M. le rapporteur. Un tirage au sort brut n’assure pas la représentativité des citoyens. Il faudra constituer un panel représentatif de la société, notamment dans l’équilibre entre les femmes et les hommes, les actifs et les inactifs, les personnes ayant des convictions religieuses et les autres, avec le concours d’un institut de sondages. Pour éviter toute ambiguïté, je propose un amendement CL 2 qui précise que les citoyens sont choisis de manière à représenter la société dans sa diversité. La sélection des citoyens doit être effectuée scrupuleusement en tempérant le tirage au sort par le respect de quotas.

Les états généraux ne se limitent pas aux conférences de citoyens. Ils feront également appel à d’autres méthodes de débat public, par exemple sur un site internet ou avec des réunions publiques organisées par les espaces régionaux d’éthique. C’est pourquoi je propose de préciser que les états généraux comprennent « en particulier » des conférences de citoyens, mais pas exclusivement.

La proposition de loi fait suite à une recommandation unanime de la mission d’information sur la révision des lois de bioéthique. L’idée était de ne plus tenir les citoyens à l’écart des débats de société qui engagent notre avenir commun et qui ne se résument pas à l’avis de certaines catégories de personnes.

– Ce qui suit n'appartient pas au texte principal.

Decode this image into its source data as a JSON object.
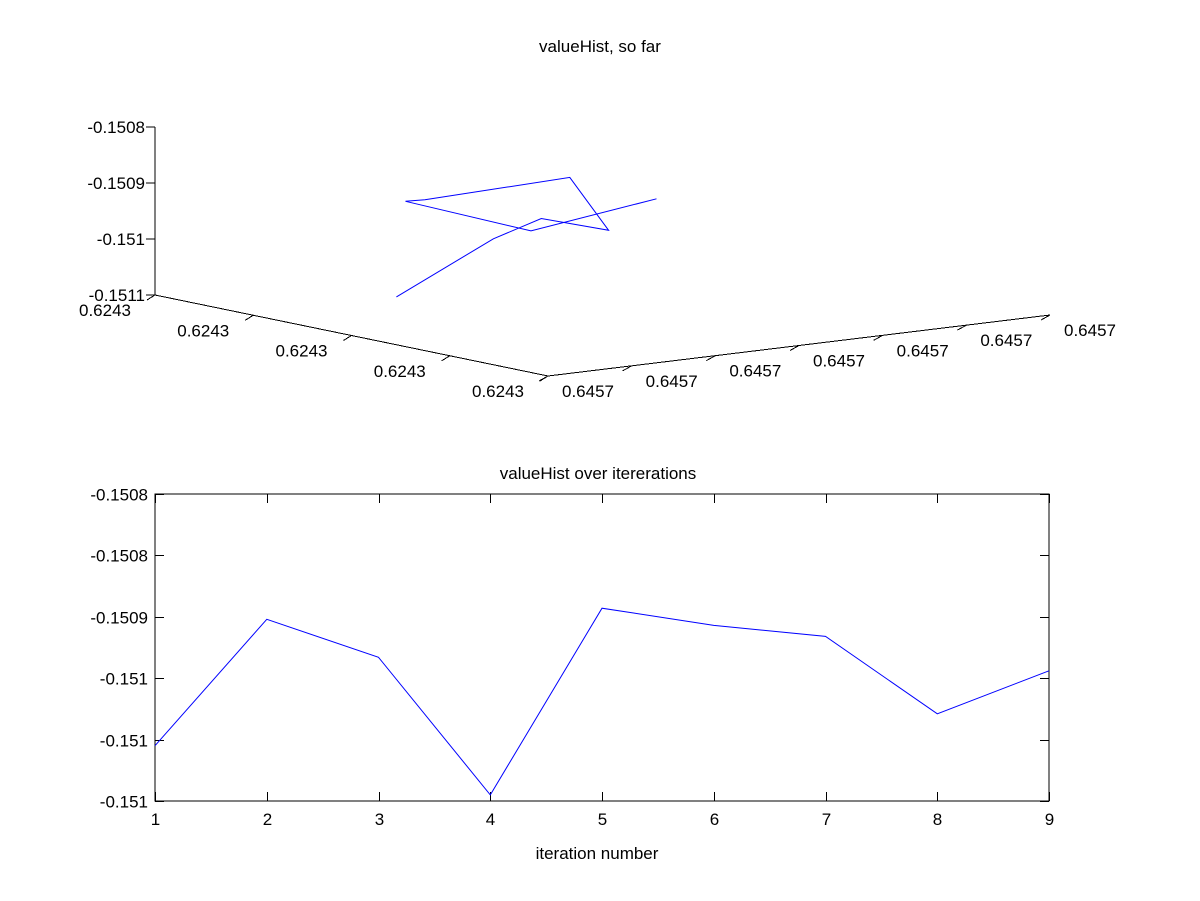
{
  "chart_data": [
    {
      "type": "line",
      "view": "3d",
      "title": "valueHist, so far",
      "x_tick_labels": [
        "0.6243",
        "0.6243",
        "0.6243",
        "0.6243",
        "0.6243"
      ],
      "y_tick_labels": [
        "0.6457",
        "0.6457",
        "0.6457",
        "0.6457",
        "0.6457",
        "0.6457",
        "0.6457"
      ],
      "z_tick_labels": [
        "-0.1508",
        "-0.1509",
        "-0.151",
        "-0.1511"
      ],
      "series": [
        {
          "color": "#0000ff",
          "x": [
            0.62428,
            0.62433,
            0.62429,
            0.62426,
            0.62424,
            0.62423,
            0.62422,
            0.62422,
            0.62422
          ],
          "y": [
            0.64572,
            0.64572,
            0.64573,
            0.64574,
            0.64574,
            0.64573,
            0.64573,
            0.64574,
            0.64575
          ],
          "z": [
            -0.15106,
            -0.15092,
            -0.15094,
            -0.15101,
            -0.15093,
            -0.15095,
            -0.15096,
            -0.15104,
            -0.15101
          ]
        }
      ],
      "grid": false
    },
    {
      "type": "line",
      "title": "valueHist over itererations",
      "xlabel": "iteration number",
      "ylabel": "",
      "x": [
        1,
        2,
        3,
        4,
        5,
        6,
        7,
        8,
        9
      ],
      "xlim": [
        1,
        9
      ],
      "x_tick_labels": [
        "1",
        "2",
        "3",
        "4",
        "5",
        "6",
        "7",
        "8",
        "9"
      ],
      "ylim": [
        -0.15105,
        -0.1508
      ],
      "y_ticks": [
        -0.1508,
        -0.15085,
        -0.1509,
        -0.15095,
        -0.151,
        -0.15105
      ],
      "y_tick_labels": [
        "-0.1508",
        "-0.1508",
        "-0.1509",
        "-0.151",
        "-0.151",
        "-0.151"
      ],
      "series": [
        {
          "color": "#0000ff",
          "values": [
            -0.151005,
            -0.150902,
            -0.150933,
            -0.151045,
            -0.150893,
            -0.150907,
            -0.150916,
            -0.150979,
            -0.150944
          ]
        }
      ],
      "grid": false
    }
  ]
}
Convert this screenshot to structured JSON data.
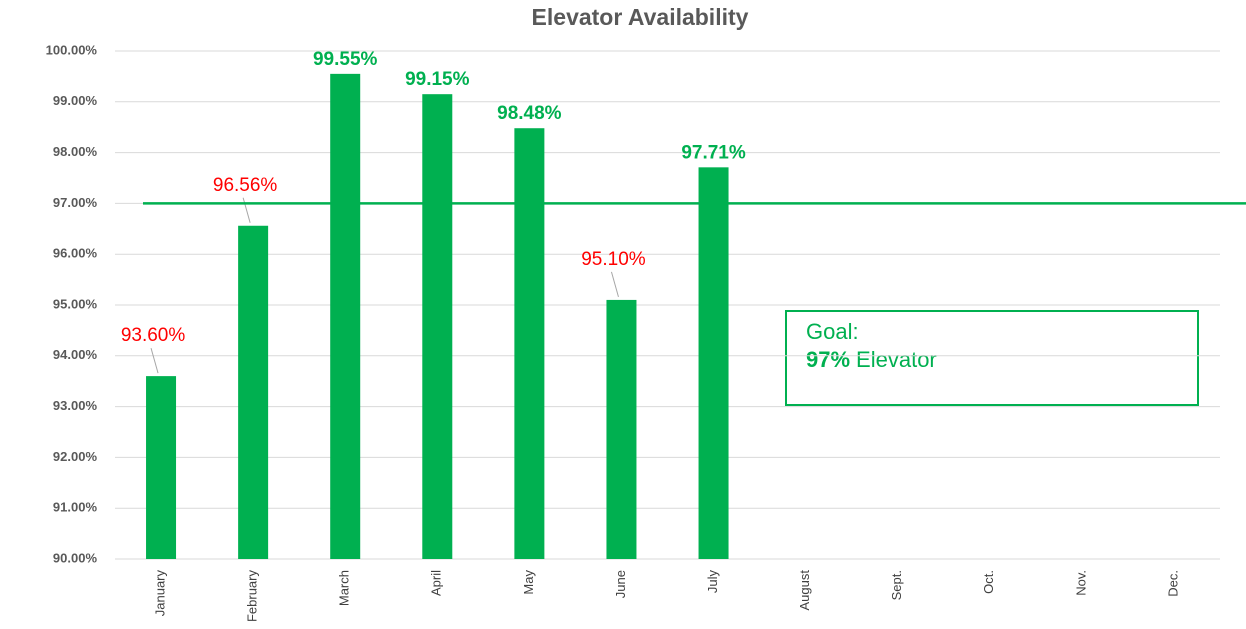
{
  "chart_data": {
    "type": "bar",
    "title": "Elevator Availability",
    "categories": [
      "January",
      "February",
      "March",
      "April",
      "May",
      "June",
      "July",
      "August",
      "Sept.",
      "Oct.",
      "Nov.",
      "Dec."
    ],
    "values": [
      93.6,
      96.56,
      99.55,
      99.15,
      98.48,
      95.1,
      97.71,
      null,
      null,
      null,
      null,
      null
    ],
    "value_labels": [
      "93.60%",
      "96.56%",
      "99.55%",
      "99.15%",
      "98.48%",
      "95.10%",
      "97.71%",
      null,
      null,
      null,
      null,
      null
    ],
    "color": "#00b050",
    "below_goal_color": "#ff0000",
    "goal": 97,
    "annotation": {
      "title": "Goal:",
      "value_text": "97%",
      "text": "Elevator"
    },
    "ylim": [
      90,
      100
    ],
    "yticks": [
      {
        "value": 90,
        "label": "90.00%"
      },
      {
        "value": 91,
        "label": "91.00%"
      },
      {
        "value": 92,
        "label": "92.00%"
      },
      {
        "value": 93,
        "label": "93.00%"
      },
      {
        "value": 94,
        "label": "94.00%"
      },
      {
        "value": 95,
        "label": "95.00%"
      },
      {
        "value": 96,
        "label": "96.00%"
      },
      {
        "value": 97,
        "label": "97.00%"
      },
      {
        "value": 98,
        "label": "98.00%"
      },
      {
        "value": 99,
        "label": "99.00%"
      },
      {
        "value": 100,
        "label": "100.00%"
      }
    ],
    "grid": true
  }
}
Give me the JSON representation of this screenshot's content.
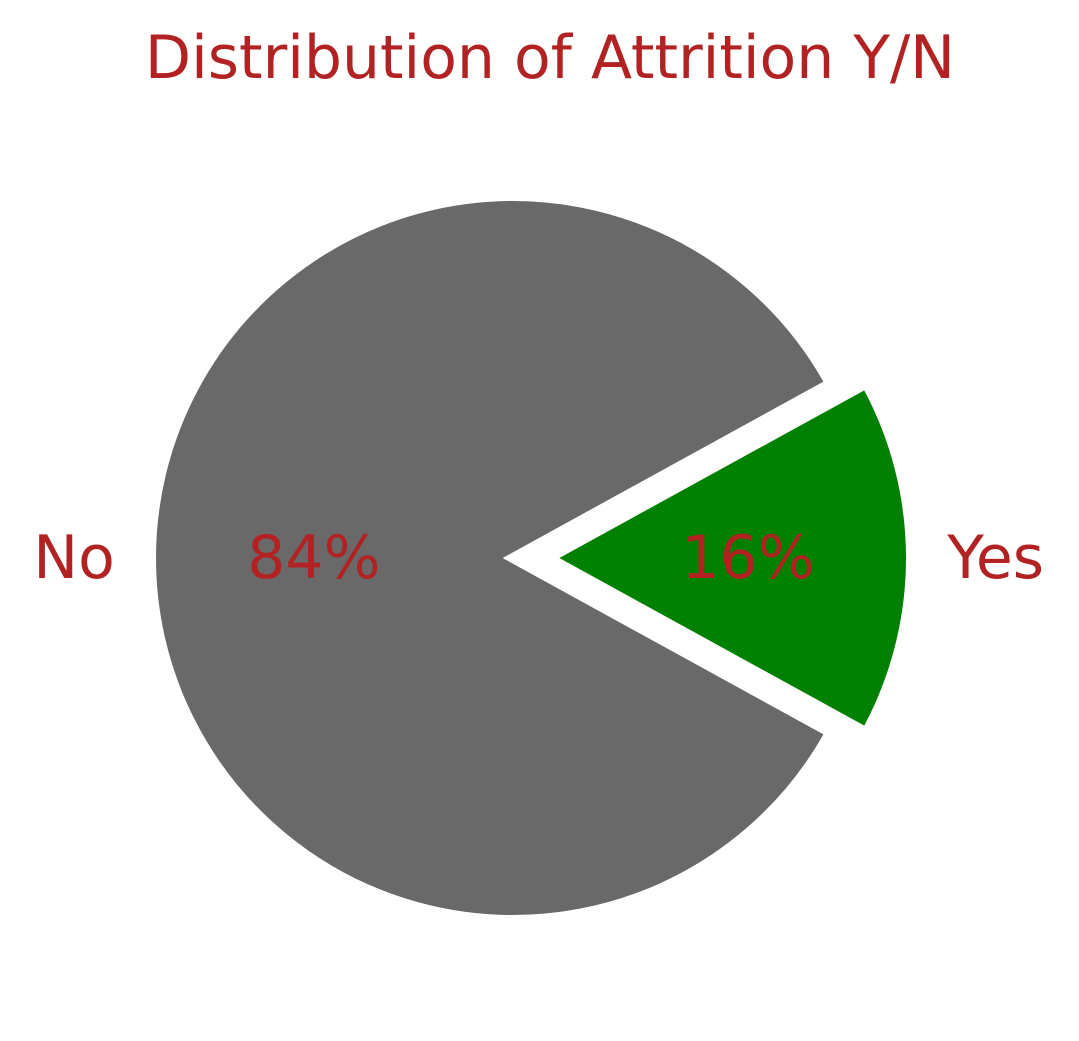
{
  "chart_data": {
    "type": "pie",
    "title": "Distribution of Attrition Y/N",
    "slices": [
      {
        "label": "Yes",
        "value": 16,
        "pct_label": "16%",
        "color": "#008000",
        "exploded": true
      },
      {
        "label": "No",
        "value": 84,
        "pct_label": "84%",
        "color": "#696969",
        "exploded": false
      }
    ],
    "text_color": "#b22222",
    "edge_color": "#ffffff"
  }
}
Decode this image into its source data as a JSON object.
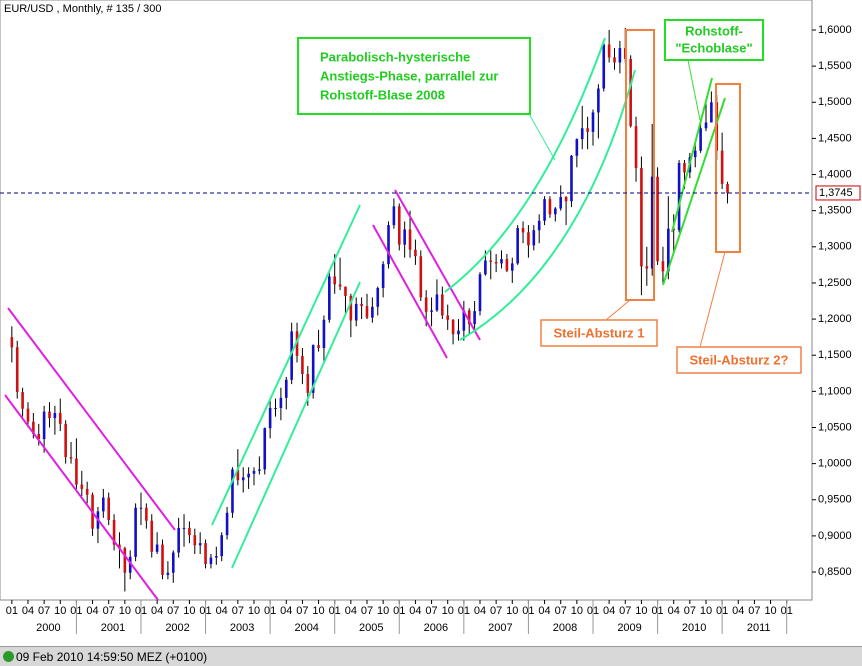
{
  "chart_data": {
    "type": "candlestick",
    "title": "EUR/USD , Monthly, # 135 / 300",
    "status": "09 Feb 2010 14:59:50  MEZ (+0100)",
    "up_color": "#1010c8",
    "down_color": "#d01010",
    "open": [
      1.175,
      1.161,
      1.099,
      1.076,
      1.058,
      1.041,
      1.034,
      1.072,
      1.063,
      1.07,
      1.055,
      1.009,
      1.007,
      0.971,
      0.965,
      0.957,
      0.91,
      0.934,
      0.953,
      0.922,
      0.888,
      0.883,
      0.849,
      0.871,
      0.939,
      0.939,
      0.921,
      0.878,
      0.888,
      0.846,
      0.849,
      0.877,
      0.911,
      0.911,
      0.901,
      0.887,
      0.89,
      0.861,
      0.87,
      0.872,
      0.901,
      0.932,
      0.992,
      0.977,
      0.981,
      0.986,
      0.99,
      0.992,
      1.049,
      1.077,
      1.077,
      1.091,
      1.116,
      1.183,
      1.149,
      1.124,
      1.098,
      1.164,
      1.16,
      1.199,
      1.259,
      1.248,
      1.245,
      1.232,
      1.198,
      1.221,
      1.218,
      1.202,
      1.217,
      1.243,
      1.276,
      1.33,
      1.356,
      1.303,
      1.324,
      1.296,
      1.287,
      1.23,
      1.21,
      1.212,
      1.234,
      1.205,
      1.199,
      1.179,
      1.184,
      1.212,
      1.193,
      1.211,
      1.262,
      1.281,
      1.279,
      1.277,
      1.283,
      1.267,
      1.277,
      1.326,
      1.32,
      1.302,
      1.323,
      1.336,
      1.366,
      1.345,
      1.353,
      1.369,
      1.363,
      1.426,
      1.449,
      1.464,
      1.459,
      1.486,
      1.519,
      1.58,
      1.562,
      1.555,
      1.575,
      1.56,
      1.467,
      1.409,
      1.273,
      1.27,
      1.397,
      1.28,
      1.266,
      1.325,
      1.323,
      1.416,
      1.403,
      1.424,
      1.433,
      1.464,
      1.472,
      1.5,
      1.433,
      1.387
    ],
    "high": [
      1.19,
      1.17,
      1.105,
      1.085,
      1.07,
      1.055,
      1.08,
      1.085,
      1.08,
      1.09,
      1.06,
      1.03,
      1.035,
      0.99,
      0.975,
      0.96,
      0.94,
      0.965,
      0.96,
      0.93,
      0.905,
      0.885,
      0.88,
      0.945,
      0.96,
      0.945,
      0.93,
      0.905,
      0.895,
      0.865,
      0.88,
      0.925,
      0.93,
      0.92,
      0.91,
      0.905,
      0.895,
      0.875,
      0.885,
      0.905,
      0.94,
      0.995,
      1.02,
      0.995,
      0.995,
      0.995,
      1.01,
      1.05,
      1.09,
      1.09,
      1.105,
      1.12,
      1.195,
      1.195,
      1.16,
      1.135,
      1.165,
      1.185,
      1.205,
      1.265,
      1.29,
      1.285,
      1.245,
      1.235,
      1.23,
      1.23,
      1.235,
      1.23,
      1.245,
      1.28,
      1.335,
      1.367,
      1.36,
      1.335,
      1.35,
      1.31,
      1.295,
      1.24,
      1.23,
      1.255,
      1.245,
      1.22,
      1.2,
      1.2,
      1.225,
      1.215,
      1.225,
      1.265,
      1.295,
      1.295,
      1.29,
      1.295,
      1.29,
      1.285,
      1.33,
      1.335,
      1.33,
      1.33,
      1.345,
      1.37,
      1.37,
      1.355,
      1.385,
      1.37,
      1.427,
      1.45,
      1.495,
      1.48,
      1.49,
      1.525,
      1.585,
      1.6,
      1.575,
      1.585,
      1.603,
      1.565,
      1.48,
      1.425,
      1.3,
      1.47,
      1.41,
      1.3,
      1.37,
      1.345,
      1.42,
      1.42,
      1.43,
      1.445,
      1.47,
      1.505,
      1.515,
      1.51,
      1.458,
      1.39
    ],
    "low": [
      1.14,
      1.09,
      1.065,
      1.05,
      1.035,
      1.025,
      1.015,
      1.05,
      1.04,
      1.045,
      1.0,
      1.0,
      0.965,
      0.955,
      0.945,
      0.9,
      0.89,
      0.925,
      0.915,
      0.88,
      0.855,
      0.823,
      0.84,
      0.865,
      0.915,
      0.91,
      0.87,
      0.875,
      0.84,
      0.84,
      0.835,
      0.87,
      0.885,
      0.89,
      0.875,
      0.875,
      0.855,
      0.855,
      0.86,
      0.865,
      0.895,
      0.925,
      0.97,
      0.96,
      0.965,
      0.97,
      0.985,
      0.985,
      1.035,
      1.065,
      1.06,
      1.075,
      1.11,
      1.14,
      1.11,
      1.08,
      1.09,
      1.155,
      1.14,
      1.195,
      1.235,
      1.24,
      1.205,
      1.175,
      1.19,
      1.2,
      1.2,
      1.195,
      1.205,
      1.23,
      1.27,
      1.325,
      1.295,
      1.285,
      1.285,
      1.275,
      1.225,
      1.19,
      1.19,
      1.21,
      1.2,
      1.185,
      1.165,
      1.17,
      1.17,
      1.18,
      1.185,
      1.205,
      1.26,
      1.255,
      1.265,
      1.27,
      1.265,
      1.25,
      1.275,
      1.305,
      1.285,
      1.295,
      1.305,
      1.33,
      1.34,
      1.335,
      1.35,
      1.33,
      1.355,
      1.41,
      1.435,
      1.435,
      1.44,
      1.45,
      1.515,
      1.555,
      1.545,
      1.54,
      1.555,
      1.465,
      1.39,
      1.233,
      1.246,
      1.26,
      1.275,
      1.25,
      1.255,
      1.29,
      1.32,
      1.38,
      1.395,
      1.41,
      1.43,
      1.46,
      1.475,
      1.42,
      1.38,
      1.36
    ],
    "close": [
      1.161,
      1.099,
      1.076,
      1.058,
      1.041,
      1.034,
      1.072,
      1.063,
      1.07,
      1.055,
      1.009,
      1.007,
      0.971,
      0.965,
      0.957,
      0.91,
      0.934,
      0.953,
      0.922,
      0.888,
      0.883,
      0.849,
      0.871,
      0.939,
      0.939,
      0.921,
      0.878,
      0.888,
      0.846,
      0.849,
      0.877,
      0.911,
      0.911,
      0.901,
      0.887,
      0.89,
      0.861,
      0.87,
      0.872,
      0.901,
      0.932,
      0.992,
      0.977,
      0.981,
      0.986,
      0.99,
      0.992,
      1.049,
      1.077,
      1.077,
      1.091,
      1.116,
      1.183,
      1.149,
      1.124,
      1.098,
      1.164,
      1.16,
      1.199,
      1.259,
      1.248,
      1.245,
      1.232,
      1.198,
      1.221,
      1.218,
      1.202,
      1.217,
      1.243,
      1.276,
      1.33,
      1.356,
      1.303,
      1.324,
      1.296,
      1.287,
      1.23,
      1.21,
      1.212,
      1.234,
      1.205,
      1.199,
      1.179,
      1.184,
      1.212,
      1.193,
      1.211,
      1.262,
      1.281,
      1.279,
      1.277,
      1.283,
      1.267,
      1.277,
      1.326,
      1.32,
      1.302,
      1.323,
      1.336,
      1.366,
      1.345,
      1.353,
      1.369,
      1.363,
      1.426,
      1.449,
      1.464,
      1.459,
      1.486,
      1.519,
      1.58,
      1.562,
      1.555,
      1.575,
      1.56,
      1.467,
      1.409,
      1.273,
      1.27,
      1.397,
      1.28,
      1.266,
      1.325,
      1.323,
      1.416,
      1.403,
      1.424,
      1.433,
      1.464,
      1.472,
      1.5,
      1.433,
      1.387,
      1.3745
    ],
    "last_price": {
      "value": 1.3745,
      "label": "1,3745"
    },
    "xlim": [
      -2.2,
      148.7
    ],
    "ylim": [
      0.8113,
      1.6415
    ],
    "yticks": [
      {
        "value": 0.85,
        "label": "0,8500"
      },
      {
        "value": 0.9,
        "label": "0,9000"
      },
      {
        "value": 0.95,
        "label": "0,9500"
      },
      {
        "value": 1.0,
        "label": "1,0000"
      },
      {
        "value": 1.05,
        "label": "1,0500"
      },
      {
        "value": 1.1,
        "label": "1,1000"
      },
      {
        "value": 1.15,
        "label": "1,1500"
      },
      {
        "value": 1.2,
        "label": "1,2000"
      },
      {
        "value": 1.25,
        "label": "1,2500"
      },
      {
        "value": 1.3,
        "label": "1,3000"
      },
      {
        "value": 1.35,
        "label": "1,3500"
      },
      {
        "value": 1.4,
        "label": "1,4000"
      },
      {
        "value": 1.45,
        "label": "1,4500"
      },
      {
        "value": 1.5,
        "label": "1,5000"
      },
      {
        "value": 1.55,
        "label": "1,5500"
      },
      {
        "value": 1.6,
        "label": "1,6000"
      }
    ],
    "xticks": [
      {
        "value": 0,
        "label": "01"
      },
      {
        "value": 3,
        "label": "04"
      },
      {
        "value": 6,
        "label": "07"
      },
      {
        "value": 9,
        "label": "10"
      },
      {
        "value": 12,
        "label": "01"
      },
      {
        "value": 15,
        "label": "04"
      },
      {
        "value": 18,
        "label": "07"
      },
      {
        "value": 21,
        "label": "10"
      },
      {
        "value": 24,
        "label": "01"
      },
      {
        "value": 27,
        "label": "04"
      },
      {
        "value": 30,
        "label": "07"
      },
      {
        "value": 33,
        "label": "10"
      },
      {
        "value": 36,
        "label": "01"
      },
      {
        "value": 39,
        "label": "04"
      },
      {
        "value": 42,
        "label": "07"
      },
      {
        "value": 45,
        "label": "10"
      },
      {
        "value": 48,
        "label": "01"
      },
      {
        "value": 51,
        "label": "04"
      },
      {
        "value": 54,
        "label": "07"
      },
      {
        "value": 57,
        "label": "10"
      },
      {
        "value": 60,
        "label": "01"
      },
      {
        "value": 63,
        "label": "04"
      },
      {
        "value": 66,
        "label": "07"
      },
      {
        "value": 69,
        "label": "10"
      },
      {
        "value": 72,
        "label": "01"
      },
      {
        "value": 75,
        "label": "04"
      },
      {
        "value": 78,
        "label": "07"
      },
      {
        "value": 81,
        "label": "10"
      },
      {
        "value": 84,
        "label": "01"
      },
      {
        "value": 87,
        "label": "04"
      },
      {
        "value": 90,
        "label": "07"
      },
      {
        "value": 93,
        "label": "10"
      },
      {
        "value": 96,
        "label": "01"
      },
      {
        "value": 99,
        "label": "04"
      },
      {
        "value": 102,
        "label": "07"
      },
      {
        "value": 105,
        "label": "10"
      },
      {
        "value": 108,
        "label": "01"
      },
      {
        "value": 111,
        "label": "04"
      },
      {
        "value": 114,
        "label": "07"
      },
      {
        "value": 117,
        "label": "10"
      },
      {
        "value": 120,
        "label": "01"
      },
      {
        "value": 123,
        "label": "04"
      },
      {
        "value": 126,
        "label": "07"
      },
      {
        "value": 129,
        "label": "10"
      },
      {
        "value": 132,
        "label": "01"
      },
      {
        "value": 135,
        "label": "04"
      },
      {
        "value": 138,
        "label": "07"
      },
      {
        "value": 141,
        "label": "10"
      },
      {
        "value": 144,
        "label": "01"
      }
    ],
    "year_labels": [
      {
        "value": 12,
        "label": "2000"
      },
      {
        "value": 24,
        "label": "2001"
      },
      {
        "value": 36,
        "label": "2002"
      },
      {
        "value": 48,
        "label": "2003"
      },
      {
        "value": 60,
        "label": "2004"
      },
      {
        "value": 72,
        "label": "2005"
      },
      {
        "value": 84,
        "label": "2006"
      },
      {
        "value": 96,
        "label": "2007"
      },
      {
        "value": 108,
        "label": "2008"
      },
      {
        "value": 120,
        "label": "2009"
      },
      {
        "value": 132,
        "label": "2010"
      },
      {
        "value": 144,
        "label": "2011"
      }
    ],
    "annotations": {
      "parabolic": [
        "Parabolisch-hysterische",
        "Anstiegs-Phase, parrallel zur",
        "Rohstoff-Blase 2008"
      ],
      "echo": [
        "Rohstoff-",
        "\"Echoblase\""
      ],
      "crash1": "Steil-Absturz 1",
      "crash2": "Steil-Absturz 2?"
    }
  }
}
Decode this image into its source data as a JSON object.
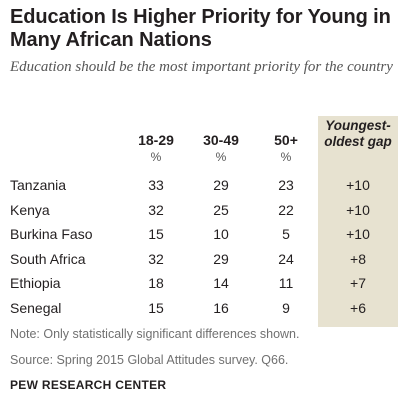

Certains n’ont pas été satisfaits des conclusions des États généraux de la bioéthique. Or le but de ces États généraux n’était pas de satisfaire tout le monde mais de faire remonter un avis populaire. Demander l’avis du peuple est peut-être une contrainte pour le législateur, qui ne pourra pas ne pas en tenir compte, mais ne constitue pas un verrou aux réformes.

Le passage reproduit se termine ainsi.